No entanto, o desenvolvimento tecnológico chinês rapidamente crescente vai limitar os danos causados por suas vulnerabilidades econômicas. Não faz muito tempo, os avanços na tecnologia de comunicações empoderavam o indivíduo às expensas do Estado. O crescente acesso global à internet permitia aos usuários encontrar informações de uma variedade inusitada de fontes e se comunicar entre eles em tempo real, entre diferentes países e em todo o mundo.
Nos últimos dez anos, porém, essa tendência vem perdendo espaço para a chamada “revolução dos dados”, que permite que governos autoritários e as maiores empresas mundiais de tecnologia coletem os volumes de dados que produzimos no mundo digital, para descobrir muito mais sobre quem somos, o que queremos e o que estamos fazendo para consegui-lo.

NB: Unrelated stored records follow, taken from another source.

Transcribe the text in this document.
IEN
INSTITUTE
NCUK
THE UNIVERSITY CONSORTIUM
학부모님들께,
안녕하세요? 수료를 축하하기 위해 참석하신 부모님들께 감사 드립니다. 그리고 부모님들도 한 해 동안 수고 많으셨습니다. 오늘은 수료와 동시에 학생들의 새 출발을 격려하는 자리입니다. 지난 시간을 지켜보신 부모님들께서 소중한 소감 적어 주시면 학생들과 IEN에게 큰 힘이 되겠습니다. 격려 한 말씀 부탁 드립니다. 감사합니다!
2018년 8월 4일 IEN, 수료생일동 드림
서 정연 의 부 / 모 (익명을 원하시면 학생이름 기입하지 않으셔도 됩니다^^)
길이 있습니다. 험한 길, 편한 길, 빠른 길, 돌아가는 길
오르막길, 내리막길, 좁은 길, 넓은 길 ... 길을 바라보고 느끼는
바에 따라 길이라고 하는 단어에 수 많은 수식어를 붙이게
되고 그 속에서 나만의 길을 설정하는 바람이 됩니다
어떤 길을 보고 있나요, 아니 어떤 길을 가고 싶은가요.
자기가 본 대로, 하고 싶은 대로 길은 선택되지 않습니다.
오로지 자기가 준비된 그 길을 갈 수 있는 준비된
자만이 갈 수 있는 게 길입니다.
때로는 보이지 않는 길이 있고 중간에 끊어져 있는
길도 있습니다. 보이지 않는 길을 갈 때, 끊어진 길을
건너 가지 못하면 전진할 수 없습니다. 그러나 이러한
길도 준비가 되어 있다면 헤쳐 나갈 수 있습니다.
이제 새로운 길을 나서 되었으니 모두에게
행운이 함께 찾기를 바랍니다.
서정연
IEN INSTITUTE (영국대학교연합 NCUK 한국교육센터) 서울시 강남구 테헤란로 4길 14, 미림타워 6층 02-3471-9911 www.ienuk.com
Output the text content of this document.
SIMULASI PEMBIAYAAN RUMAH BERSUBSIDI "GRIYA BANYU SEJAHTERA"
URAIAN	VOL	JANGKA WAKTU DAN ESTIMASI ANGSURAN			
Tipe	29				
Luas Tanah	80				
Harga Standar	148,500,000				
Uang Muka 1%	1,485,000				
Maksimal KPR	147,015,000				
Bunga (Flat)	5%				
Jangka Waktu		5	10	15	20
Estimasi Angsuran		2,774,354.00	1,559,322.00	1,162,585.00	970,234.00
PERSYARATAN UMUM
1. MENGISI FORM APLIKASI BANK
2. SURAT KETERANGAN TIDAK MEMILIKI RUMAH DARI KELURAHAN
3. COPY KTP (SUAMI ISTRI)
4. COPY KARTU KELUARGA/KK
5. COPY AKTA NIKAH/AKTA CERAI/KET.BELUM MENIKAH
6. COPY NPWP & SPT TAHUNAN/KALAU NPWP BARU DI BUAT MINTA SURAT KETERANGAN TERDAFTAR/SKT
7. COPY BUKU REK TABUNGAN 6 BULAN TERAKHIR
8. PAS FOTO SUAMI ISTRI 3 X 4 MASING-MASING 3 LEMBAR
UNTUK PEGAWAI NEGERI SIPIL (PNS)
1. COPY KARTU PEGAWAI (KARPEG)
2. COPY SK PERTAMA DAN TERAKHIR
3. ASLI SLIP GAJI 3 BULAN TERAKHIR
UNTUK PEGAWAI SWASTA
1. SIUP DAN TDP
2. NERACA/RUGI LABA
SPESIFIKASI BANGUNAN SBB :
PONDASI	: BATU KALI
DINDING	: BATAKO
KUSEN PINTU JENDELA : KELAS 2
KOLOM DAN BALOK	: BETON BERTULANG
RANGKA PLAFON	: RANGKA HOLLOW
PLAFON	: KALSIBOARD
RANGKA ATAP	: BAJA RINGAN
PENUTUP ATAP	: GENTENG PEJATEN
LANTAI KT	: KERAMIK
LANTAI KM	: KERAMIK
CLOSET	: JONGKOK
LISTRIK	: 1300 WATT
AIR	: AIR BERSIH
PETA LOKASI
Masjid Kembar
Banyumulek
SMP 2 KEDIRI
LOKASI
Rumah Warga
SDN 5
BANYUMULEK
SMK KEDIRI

A China possui vantagens grandes e duradouras nessa área. Suas empresas têm dado provas de sofisticação crescente não apenas no comércio digital, mas no reconhecimento facial e de voz, algo que um país autoritário pode desenvolver com muito menos obstáculos do que seria o caso em um sistema que limita a concentração de poder político. Além disso, o simples tamanho da população chinesa possibilita um banco de dados maior que permite um avanço tecnológico mais rápido.
Mas a maior vantagem tecnológica da China consiste na capacidade do Estado de direcionar empresas de tecnologia para que criem produtos que atendam às necessidades políticas do Estado, na capacidade do Estado de direcionar montanhas de dinheiro a esses projetos de desenvolvimento, de coordenar seu trabalho e de ampliar a influência internacional da China, vendendo tecnologias de vigilância a outros países, tanto estados autoritários quanto democracias, preparados para pagar por produtos que fomentem a segurança nacional —ou pelo menos a segurança da elite governante.
O futuro da China vai depender de mais uma questão importante que é mais imponderável: como Estados Unidos, Europa e Japão vão reagir ao próximo capítulo da China? Por enquanto, a invasão russa da Ucrânia aproximou os parceiros transatlânticos mais que em qualquer momento desde que a Guerra Fria terminou, e o apoio da China à Rússia, por limitada que ainda seja, reforçou as dúvidas ocidentais bem fundamentadas quanto às intenções da política externa chinesa.
Ao mesmo tempo, deve estar claro para os dirigentes em todos os países que a importância da China para a economia globalizada significa que a debilidade do país representa uma vulnerabilidade global. Se os líderes chineses e ocidentais vão conseguir manter esse fator crucial em mente quando administram suas relações em movimento constante pode acabar se mostrando a incógnita mais importante de todas.